There is a whole world of specialized cheese making instruments and equipment… however, if you’re anything like me (4 people, 3 bedrooms, urban townhouse with no garage/basement/attic), you don’t have space to store all that extra stuff. Here’s the list of what you do need to have, along with my own DIY alternatives.
Here is a basic list of things you will need that are probably already in your kitchen.
-Large bowl or pot for heating milk
-Measuring cups, spoons, scale for measuring ingredients
-Long knife for cutting the curds (I use a bread knife)
-Colander and slotted spoon for scooping and draining the curds
-Drying rack, cookie sheet and wooden cutting board for draining the whey
There are a few tools that are necessary for cheese making. However, if you are a foodie-type of person, then you may already have some of them in your home.
-Butter muslin for draining the cheese. It not the same as cheesecloth from the grocery store, because you need a VERY fine weave. If you’re at a loss, you could use a non-fuzzy tea towel instead.
-Cheese Mats for draining and air drying cheeses (I use sushi mats).
-Thermometer for measuring the temperature of milk. You need a thermometer that has a good level of precision in the lower ranges (80-100F, 26-36C)
These are the forms that hold the curds for the final draining period. I got a few plastic molds as gifts (what else do you get a fermentation foodie?). You could also make a mold by punching a lot of holes in a 4-8 cup plastic food storage container. The main goal is to have plenty of places for the whey to drain out, while still holding the curds together. You also need a follower (disk) that presses down on the cheese.

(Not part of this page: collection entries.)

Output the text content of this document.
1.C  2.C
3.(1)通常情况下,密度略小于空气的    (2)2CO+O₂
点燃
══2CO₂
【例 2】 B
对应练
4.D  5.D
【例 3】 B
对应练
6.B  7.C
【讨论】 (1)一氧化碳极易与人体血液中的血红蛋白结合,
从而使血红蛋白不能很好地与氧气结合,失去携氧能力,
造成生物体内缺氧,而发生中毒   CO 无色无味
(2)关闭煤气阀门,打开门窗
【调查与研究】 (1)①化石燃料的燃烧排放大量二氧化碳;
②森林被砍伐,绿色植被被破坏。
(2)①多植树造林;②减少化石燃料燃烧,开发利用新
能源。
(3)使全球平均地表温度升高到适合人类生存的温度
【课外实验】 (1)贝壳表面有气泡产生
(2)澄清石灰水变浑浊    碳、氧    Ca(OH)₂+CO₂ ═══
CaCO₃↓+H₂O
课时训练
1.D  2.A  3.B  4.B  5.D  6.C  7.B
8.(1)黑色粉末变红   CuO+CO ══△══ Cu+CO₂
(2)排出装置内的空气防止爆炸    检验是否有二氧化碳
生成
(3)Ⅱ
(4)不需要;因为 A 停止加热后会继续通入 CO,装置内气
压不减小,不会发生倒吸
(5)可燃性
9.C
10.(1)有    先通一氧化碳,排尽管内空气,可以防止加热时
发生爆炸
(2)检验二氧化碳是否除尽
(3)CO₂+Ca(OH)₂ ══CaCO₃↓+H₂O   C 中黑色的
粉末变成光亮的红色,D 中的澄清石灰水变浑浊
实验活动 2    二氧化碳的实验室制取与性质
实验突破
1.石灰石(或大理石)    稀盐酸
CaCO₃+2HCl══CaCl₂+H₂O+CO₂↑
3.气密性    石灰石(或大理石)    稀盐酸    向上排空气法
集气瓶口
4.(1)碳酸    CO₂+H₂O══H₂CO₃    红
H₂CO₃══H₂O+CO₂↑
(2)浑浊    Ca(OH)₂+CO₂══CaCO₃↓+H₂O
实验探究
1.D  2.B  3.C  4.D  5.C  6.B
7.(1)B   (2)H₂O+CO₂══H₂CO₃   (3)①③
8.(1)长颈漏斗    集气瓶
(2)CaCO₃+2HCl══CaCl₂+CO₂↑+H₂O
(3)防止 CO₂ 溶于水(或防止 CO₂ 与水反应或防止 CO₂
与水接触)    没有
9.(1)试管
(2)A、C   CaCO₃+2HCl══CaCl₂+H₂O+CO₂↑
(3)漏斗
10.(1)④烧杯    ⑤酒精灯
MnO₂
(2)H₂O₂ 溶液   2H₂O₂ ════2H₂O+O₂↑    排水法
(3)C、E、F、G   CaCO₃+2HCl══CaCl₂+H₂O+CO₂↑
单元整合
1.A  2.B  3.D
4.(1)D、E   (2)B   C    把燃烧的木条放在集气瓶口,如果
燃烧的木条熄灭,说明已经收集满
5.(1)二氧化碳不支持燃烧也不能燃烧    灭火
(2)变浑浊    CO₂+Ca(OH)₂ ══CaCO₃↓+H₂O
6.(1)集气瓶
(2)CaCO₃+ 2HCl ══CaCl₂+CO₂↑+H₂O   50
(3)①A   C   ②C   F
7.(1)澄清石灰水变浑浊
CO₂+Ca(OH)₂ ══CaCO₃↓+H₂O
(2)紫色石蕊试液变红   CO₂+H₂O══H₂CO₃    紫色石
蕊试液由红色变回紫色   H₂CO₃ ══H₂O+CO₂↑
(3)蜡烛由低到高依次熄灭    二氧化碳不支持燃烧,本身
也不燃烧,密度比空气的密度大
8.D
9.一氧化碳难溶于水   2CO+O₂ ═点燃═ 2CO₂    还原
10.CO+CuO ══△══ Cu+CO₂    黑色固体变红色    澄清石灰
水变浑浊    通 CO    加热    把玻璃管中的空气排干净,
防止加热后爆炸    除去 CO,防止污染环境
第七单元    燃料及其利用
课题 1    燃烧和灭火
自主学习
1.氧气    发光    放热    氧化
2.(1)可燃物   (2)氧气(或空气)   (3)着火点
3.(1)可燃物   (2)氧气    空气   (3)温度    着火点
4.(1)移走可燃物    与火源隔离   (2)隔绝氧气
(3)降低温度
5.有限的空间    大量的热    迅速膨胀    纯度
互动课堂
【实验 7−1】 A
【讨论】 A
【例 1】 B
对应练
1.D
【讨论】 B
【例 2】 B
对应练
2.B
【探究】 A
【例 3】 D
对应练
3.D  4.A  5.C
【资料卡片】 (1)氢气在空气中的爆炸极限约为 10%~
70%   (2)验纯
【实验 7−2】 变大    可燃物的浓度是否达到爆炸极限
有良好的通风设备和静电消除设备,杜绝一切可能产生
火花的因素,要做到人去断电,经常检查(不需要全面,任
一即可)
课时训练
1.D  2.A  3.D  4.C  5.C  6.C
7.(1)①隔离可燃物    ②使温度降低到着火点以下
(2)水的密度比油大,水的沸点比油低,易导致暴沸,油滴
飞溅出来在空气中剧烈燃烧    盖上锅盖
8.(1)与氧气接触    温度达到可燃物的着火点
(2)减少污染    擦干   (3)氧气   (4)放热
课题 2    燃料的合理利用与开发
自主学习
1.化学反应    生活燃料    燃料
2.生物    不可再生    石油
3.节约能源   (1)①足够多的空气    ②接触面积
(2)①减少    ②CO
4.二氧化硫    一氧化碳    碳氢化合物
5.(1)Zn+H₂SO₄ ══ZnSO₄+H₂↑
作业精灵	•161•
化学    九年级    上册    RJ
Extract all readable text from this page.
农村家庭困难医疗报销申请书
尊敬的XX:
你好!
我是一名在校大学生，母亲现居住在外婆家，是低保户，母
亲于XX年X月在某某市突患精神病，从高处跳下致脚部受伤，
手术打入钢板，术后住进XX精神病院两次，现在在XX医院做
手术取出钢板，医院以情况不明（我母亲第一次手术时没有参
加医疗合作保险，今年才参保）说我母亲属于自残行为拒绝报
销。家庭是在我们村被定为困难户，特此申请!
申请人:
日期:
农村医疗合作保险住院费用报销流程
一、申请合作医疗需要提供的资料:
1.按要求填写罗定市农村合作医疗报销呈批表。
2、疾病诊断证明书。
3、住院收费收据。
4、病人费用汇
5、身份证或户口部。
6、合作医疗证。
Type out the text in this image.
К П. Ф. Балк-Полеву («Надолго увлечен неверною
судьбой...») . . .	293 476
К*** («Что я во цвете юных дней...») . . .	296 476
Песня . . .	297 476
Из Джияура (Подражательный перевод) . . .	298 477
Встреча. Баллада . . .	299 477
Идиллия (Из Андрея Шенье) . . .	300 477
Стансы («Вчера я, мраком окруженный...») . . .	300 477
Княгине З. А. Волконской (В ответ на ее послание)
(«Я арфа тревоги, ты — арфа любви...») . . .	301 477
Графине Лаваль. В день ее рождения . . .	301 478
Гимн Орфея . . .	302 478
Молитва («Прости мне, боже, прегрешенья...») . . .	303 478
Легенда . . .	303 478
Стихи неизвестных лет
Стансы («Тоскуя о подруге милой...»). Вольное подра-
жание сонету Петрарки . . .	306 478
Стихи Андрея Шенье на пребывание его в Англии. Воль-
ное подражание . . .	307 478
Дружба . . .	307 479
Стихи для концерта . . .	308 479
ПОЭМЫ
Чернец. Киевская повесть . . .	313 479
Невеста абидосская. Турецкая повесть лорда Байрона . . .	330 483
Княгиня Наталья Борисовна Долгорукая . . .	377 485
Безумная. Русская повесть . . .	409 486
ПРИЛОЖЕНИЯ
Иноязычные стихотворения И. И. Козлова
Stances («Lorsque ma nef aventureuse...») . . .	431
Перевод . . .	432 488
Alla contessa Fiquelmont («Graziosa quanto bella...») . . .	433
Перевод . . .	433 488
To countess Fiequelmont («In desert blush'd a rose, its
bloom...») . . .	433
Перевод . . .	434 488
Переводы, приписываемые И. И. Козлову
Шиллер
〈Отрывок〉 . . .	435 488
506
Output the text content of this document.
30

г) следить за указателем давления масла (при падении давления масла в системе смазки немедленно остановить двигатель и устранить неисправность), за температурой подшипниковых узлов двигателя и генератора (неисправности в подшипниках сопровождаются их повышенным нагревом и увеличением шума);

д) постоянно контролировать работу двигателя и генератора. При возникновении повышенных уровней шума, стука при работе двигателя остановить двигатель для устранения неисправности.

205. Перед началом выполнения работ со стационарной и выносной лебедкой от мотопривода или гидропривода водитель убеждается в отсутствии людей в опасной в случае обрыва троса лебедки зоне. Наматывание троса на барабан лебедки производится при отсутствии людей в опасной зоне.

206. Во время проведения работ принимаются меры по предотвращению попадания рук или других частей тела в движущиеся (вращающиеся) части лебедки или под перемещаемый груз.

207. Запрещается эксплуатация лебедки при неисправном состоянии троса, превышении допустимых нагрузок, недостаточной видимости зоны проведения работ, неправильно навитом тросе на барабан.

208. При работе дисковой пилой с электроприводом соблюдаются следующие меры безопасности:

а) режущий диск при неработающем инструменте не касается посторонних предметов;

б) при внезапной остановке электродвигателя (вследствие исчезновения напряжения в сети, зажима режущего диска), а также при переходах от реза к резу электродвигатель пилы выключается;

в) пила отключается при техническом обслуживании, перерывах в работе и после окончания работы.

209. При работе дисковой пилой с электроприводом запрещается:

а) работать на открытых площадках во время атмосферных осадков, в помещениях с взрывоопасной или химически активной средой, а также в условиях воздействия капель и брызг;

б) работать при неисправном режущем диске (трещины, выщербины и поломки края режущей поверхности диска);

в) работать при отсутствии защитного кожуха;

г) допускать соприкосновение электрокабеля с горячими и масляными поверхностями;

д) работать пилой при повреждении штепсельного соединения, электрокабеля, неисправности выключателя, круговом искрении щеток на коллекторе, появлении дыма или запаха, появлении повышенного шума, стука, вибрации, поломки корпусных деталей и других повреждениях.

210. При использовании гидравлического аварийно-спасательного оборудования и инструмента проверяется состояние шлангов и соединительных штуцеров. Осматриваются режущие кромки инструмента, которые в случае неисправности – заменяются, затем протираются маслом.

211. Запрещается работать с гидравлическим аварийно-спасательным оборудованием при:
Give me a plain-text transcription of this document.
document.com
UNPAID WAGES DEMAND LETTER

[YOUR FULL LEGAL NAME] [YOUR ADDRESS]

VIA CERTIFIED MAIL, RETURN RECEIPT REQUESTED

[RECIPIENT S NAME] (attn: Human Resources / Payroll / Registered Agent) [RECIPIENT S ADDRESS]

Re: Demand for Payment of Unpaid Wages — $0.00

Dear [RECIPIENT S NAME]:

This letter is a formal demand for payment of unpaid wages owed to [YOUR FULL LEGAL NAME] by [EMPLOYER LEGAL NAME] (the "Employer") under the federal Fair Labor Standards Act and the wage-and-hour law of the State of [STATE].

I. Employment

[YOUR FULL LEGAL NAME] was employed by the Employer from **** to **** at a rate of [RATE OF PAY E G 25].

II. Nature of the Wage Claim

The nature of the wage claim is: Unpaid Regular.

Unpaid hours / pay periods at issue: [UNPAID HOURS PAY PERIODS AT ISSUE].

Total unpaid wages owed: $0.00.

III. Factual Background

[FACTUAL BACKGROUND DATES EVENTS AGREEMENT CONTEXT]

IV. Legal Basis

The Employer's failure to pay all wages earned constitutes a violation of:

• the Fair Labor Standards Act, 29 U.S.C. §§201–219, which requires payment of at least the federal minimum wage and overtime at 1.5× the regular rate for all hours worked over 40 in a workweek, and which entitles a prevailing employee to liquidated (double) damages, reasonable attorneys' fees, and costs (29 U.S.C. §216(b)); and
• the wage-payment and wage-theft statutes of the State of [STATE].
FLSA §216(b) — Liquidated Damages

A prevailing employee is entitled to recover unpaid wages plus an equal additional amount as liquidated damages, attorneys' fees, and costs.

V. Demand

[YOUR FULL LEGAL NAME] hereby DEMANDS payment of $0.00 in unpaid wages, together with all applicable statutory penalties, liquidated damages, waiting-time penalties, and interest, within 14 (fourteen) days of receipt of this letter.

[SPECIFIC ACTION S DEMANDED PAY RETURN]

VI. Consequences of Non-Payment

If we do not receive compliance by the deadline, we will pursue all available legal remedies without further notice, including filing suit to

Before I had my proper molds, I actually used a large tin can with top lid cut off so that the cheese would be pressed between the two ends within the form of the can. I stuck a jar under the floating lid to prop it up then pressed down on top of the can to press the cheese. Here’s a picture of that set up, it’s hard to tell, but the tin can is actually floating above the cheese:
A proper cheese press puts a certain amount of pressure on the cheese so that the whey is pressed out. The amount of pressure used depends on the cheese and it’s increased at slow increments throughout the pressing.
I don’t have a cheese press, so this exact science of pressure is more about figuring out how much weight I can balance on top of the follower in my cheese press. As you can see from above, I use a combination of weights, canned food and my cast iron pans. The goal is to just approximate the required pounds of pressure using pounds of weight.
For example, if I need 10 lbs of pressure, then I pile up about 10 lbs of canned food on top of my follower. The only downside is that I really can’t get up to the required amount of pressure for some hard cheeses, however, I do get pretty darn close. (I do admit to having my “press” come crashing down on me at least twice, which is why I’m pressing in an unused corner of my dining room floor).
The hardest part of cheese making temperature is maintaining the specific temperature requirements.
When making cheese, the milk and the curds need to be kept heated at the right temperature to allow the lacto-bacteria to do it’s thing. This is typically done at home by using a double boiler, or nesting your pot in a sink filled with boiling water. I’m lucky enough to have my Brød & Taylor Bread Proofer & Yogurt Maker, that I use for everything from yogurt to tempeh. It also works well for cheese making! Officially it’s a folding bread proofer, but bread is the one thing I don’t use it for!
After the cheese is made, it needs to age in a cool place (about 45-55F, 10-15C). There are “Caves” on the market that you could buy, however, you could use a cold room, a cellar, garage or even a bar fridge. In my case, I’m just not heating my guest room for the next few months of winter (sorry Mom!) and hoping to keep it cool enough for my ripening firm cheeses. So far it is working, but I do have to moderate the temperature by opening and shutting the window based on the weather.